Thank you BrotherAlan for correcting me concerning my misapprension that the Roman Catholic Church believes in ongoing revelation. I hereby accept your explanation that it does not. It merely claims to have the authority to interpret correctly what has already been revealed.
You wrote:(since "begotten before all ages" could leave open the possibility that the Son is not eternal, but was simply created before the rest of creation, which is contrary to Trinitarian Faith).
That is correct. Indeed Arius did hold that belief, since in his letter to Eusebias, he wrote that before the Son was begotten, He did not exist.
However, I believe that "begotten before all ages" DOES imply that He was begotten (or "generated")as a single act of the Father, rather than a continuous "eternal" begetting (whatever that means) If that single act marked the beginning of time, then there was not a previous time at which the Son did not exist, since there was no "before".
Being begotten as a single act does NOT imply creation. You and I have been begotten through our parents, but they didn't create us. An artist creates a painting, but that painting differs essentially from the artist. You and I do not differ essentially from our parents. We are human as they are. The Son did not differ essentially from His Father. He is divine as His Father is.
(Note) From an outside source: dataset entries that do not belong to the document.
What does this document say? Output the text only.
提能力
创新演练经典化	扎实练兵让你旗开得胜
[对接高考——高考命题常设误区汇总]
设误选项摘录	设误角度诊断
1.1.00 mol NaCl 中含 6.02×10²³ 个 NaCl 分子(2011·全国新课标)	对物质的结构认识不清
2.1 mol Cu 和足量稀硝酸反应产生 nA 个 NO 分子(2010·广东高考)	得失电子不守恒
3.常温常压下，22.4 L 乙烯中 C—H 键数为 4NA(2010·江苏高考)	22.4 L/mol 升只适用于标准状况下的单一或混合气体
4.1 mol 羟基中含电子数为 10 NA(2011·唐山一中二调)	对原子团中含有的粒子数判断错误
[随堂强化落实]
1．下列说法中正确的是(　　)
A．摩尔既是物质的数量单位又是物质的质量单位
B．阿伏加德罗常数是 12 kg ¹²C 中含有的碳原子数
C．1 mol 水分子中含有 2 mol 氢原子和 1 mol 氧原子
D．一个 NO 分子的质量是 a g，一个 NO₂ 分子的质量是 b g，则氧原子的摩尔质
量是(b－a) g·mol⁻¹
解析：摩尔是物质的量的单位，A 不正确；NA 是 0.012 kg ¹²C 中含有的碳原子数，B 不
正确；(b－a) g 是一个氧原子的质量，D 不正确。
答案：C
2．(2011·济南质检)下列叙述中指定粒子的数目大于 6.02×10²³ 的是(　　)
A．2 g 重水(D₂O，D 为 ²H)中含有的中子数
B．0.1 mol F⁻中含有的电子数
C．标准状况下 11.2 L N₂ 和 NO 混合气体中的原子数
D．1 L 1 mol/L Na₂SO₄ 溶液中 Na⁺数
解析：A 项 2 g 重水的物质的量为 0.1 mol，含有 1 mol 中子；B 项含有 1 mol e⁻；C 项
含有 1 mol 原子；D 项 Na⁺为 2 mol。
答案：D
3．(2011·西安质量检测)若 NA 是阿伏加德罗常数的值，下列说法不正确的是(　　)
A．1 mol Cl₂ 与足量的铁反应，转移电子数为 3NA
Justin Martyr (110-165 A.D.) understood the begetting of the Son as a single act. In his dialogue with Trypho and his companions, Justin stated:
“I shall give you another testimony, my friends,” said I, “from the Scriptures, that God begat before all creatures a Beginning, a certain rational power from Himself, who is called by the Holy Spirit, now the Glory of the Lord, now the Son, again Wisdom, again an Angel, then God, and then Lord and Logos; and on another occasion He calls Himself Captain, when He appeared in human form to Joshua the son of Nave(Nun). For He can be called by all those names, since He ministers to the Father’s will, and since He was begotten of the Father by an act of will; ... just as we see also happening in the case of a fire, which is not lessened when it has kindled [another], but remains the same; and that which has been kindled by it likewise appears to exist by itself, not diminishing that from which it was kindled. The Word of Wisdom, who is Himself this God begotten of the Father of all things, and Word, and Wisdom, and Power, and the Glory of the Begetter, will bear evidence to me, when He speaks by Solomon the following: ‘If Ishall declare to you what happens daily, I shall call to mind events from everlasting, and review them. The Lord made me the beginning of His ways for His works. From of old, He established me in the beginning, before He had made the earth, and before He had made the deeps, before the springs of the waters had issued forth, before the mountains had been established. Before all the hills He begat me. God made the country, and the desert, and the highest inhabited places under the sky. When He made ready the heavens, I was along with Him, and when He set up His throne on the winds: when He made the high clouds strong, and the springs of the deep safe, when He made the foundations of the earth, I was with Him arranging..." (from Dialogue with Trypho, ch LXI)
So it seems clear that Justin regarded the begetting or generation of the Son as a single act, and not an ongoing process (which "eternal begetting" seems to suggest).
Oh, by the way, Brother Alan, are you a monk? I am not aware of Catholics calling any of their people "Brother so-and-so" except he be a monk, or "Sister so-and-so" except she be a nun.